In this way 'diversity' tends not to lead to a united whole where everyone converges on a central idea and maintains superficial differences, but quite the reverse. People converge on superficial ideas while the deep rooted differences actually grow as they regard each others cultures with horror and recoil into self-propagating isolation.

In this way Muslim communities across the western world are more isolated than they were 30 years ago. Young Muslims born in western countries are more radical than their parents. Young women are more likely to wear hijabs and young men more likely to join IS. The entire narrative and ideology behind peaceful coexistence with curry and real ale has fallen apart.

A collapsing narrative of this type is difficult to process. The film Goodbye Lenin! captures this beautifully, following an East German family attempting to hide the collapse of Soviet Communism from their bedridden mother. It is something that people have a deep emotional attachment to and when defending it logically fails they will swear black is white rather than change their premises.

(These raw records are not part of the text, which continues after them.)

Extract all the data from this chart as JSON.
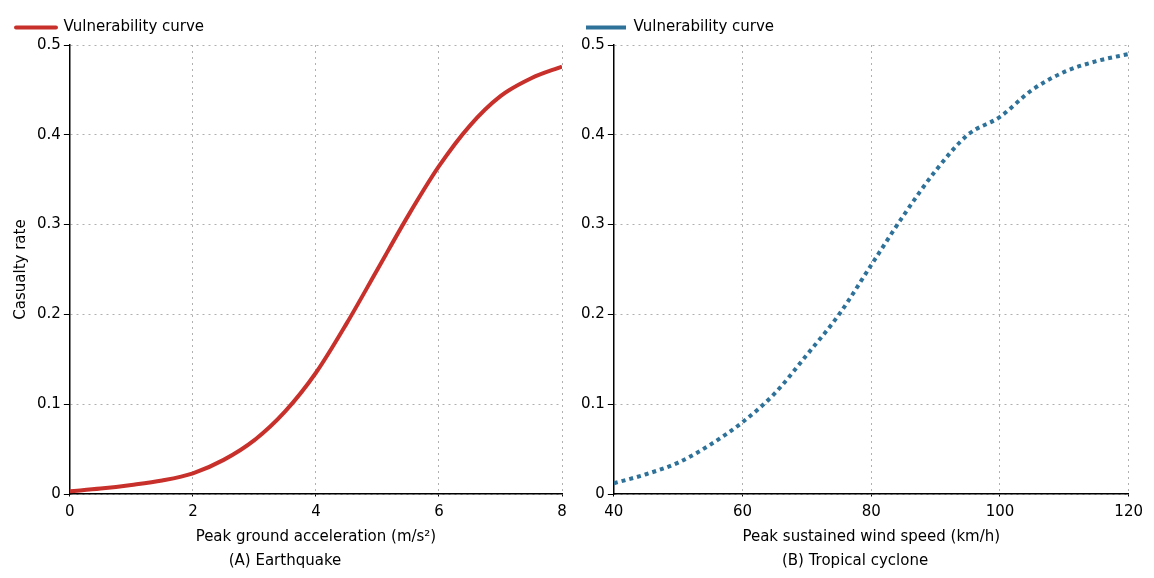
{
  "chart_data": [
    {
      "type": "line",
      "title": "(A) Earthquake",
      "xlabel": "Peak ground acceleration (m/s²)",
      "ylabel": "Casualty rate",
      "x": [
        0,
        0.5,
        1,
        1.5,
        2,
        2.5,
        3,
        3.5,
        4,
        4.5,
        5,
        5.5,
        6,
        6.5,
        7,
        7.5,
        8
      ],
      "series": [
        {
          "name": "Vulnerability curve",
          "color": "#c8302c",
          "values": [
            0.003,
            0.006,
            0.01,
            0.015,
            0.023,
            0.038,
            0.06,
            0.092,
            0.135,
            0.19,
            0.25,
            0.31,
            0.365,
            0.41,
            0.443,
            0.463,
            0.476
          ]
        }
      ],
      "xlim": [
        0,
        8
      ],
      "xticks": [
        0,
        2,
        4,
        6,
        8
      ],
      "ylim": [
        0,
        0.5
      ],
      "yticks": [
        0,
        0.1,
        0.2,
        0.3,
        0.4,
        0.5
      ],
      "grid": true,
      "legend": "top left",
      "marker": "none",
      "line_style": "solid"
    },
    {
      "type": "line",
      "title": "(B) Tropical cyclone",
      "xlabel": "Peak sustained wind speed (km/h)",
      "x": [
        40,
        45,
        50,
        55,
        60,
        65,
        70,
        75,
        80,
        85,
        90,
        95,
        100,
        105,
        110,
        115,
        120
      ],
      "series": [
        {
          "name": "Vulnerability curve",
          "color": "#2e7199",
          "values": [
            0.012,
            0.022,
            0.035,
            0.055,
            0.08,
            0.112,
            0.155,
            0.2,
            0.255,
            0.31,
            0.36,
            0.4,
            0.42,
            0.45,
            0.47,
            0.482,
            0.49
          ]
        }
      ],
      "xlim": [
        40,
        120
      ],
      "xticks": [
        40,
        60,
        80,
        100,
        120
      ],
      "ylim": [
        0,
        0.5
      ],
      "yticks": [
        0,
        0.1,
        0.2,
        0.3,
        0.4,
        0.5
      ],
      "grid": true,
      "legend": "top left",
      "marker": "none",
      "line_style": "dotted"
    }
  ]
}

Thus David Cameron can say with utter certainty that Islam is a religion of peace just days after the Paris atrocity, sanctioned by a man with a Doctorate in Islamic studies and perpetrated by devout Muslims shouting 'Allahu Akbar.' Thus the media greeted with delight the advert in the Telegraph taken out by the Muslim Council of Britain condemning the attacks in the loosest terms. Thus the entire body of incredibly detailed research by the likes of Robert Spencer and Daniel Pipes, along with the pronouncements of Muslim scholars themselves can be completely ignored in favour of vague platitudes.

The narrative must survive, even if it is wrong, because if it fails then all manner of assumptions which rest upon it also fail.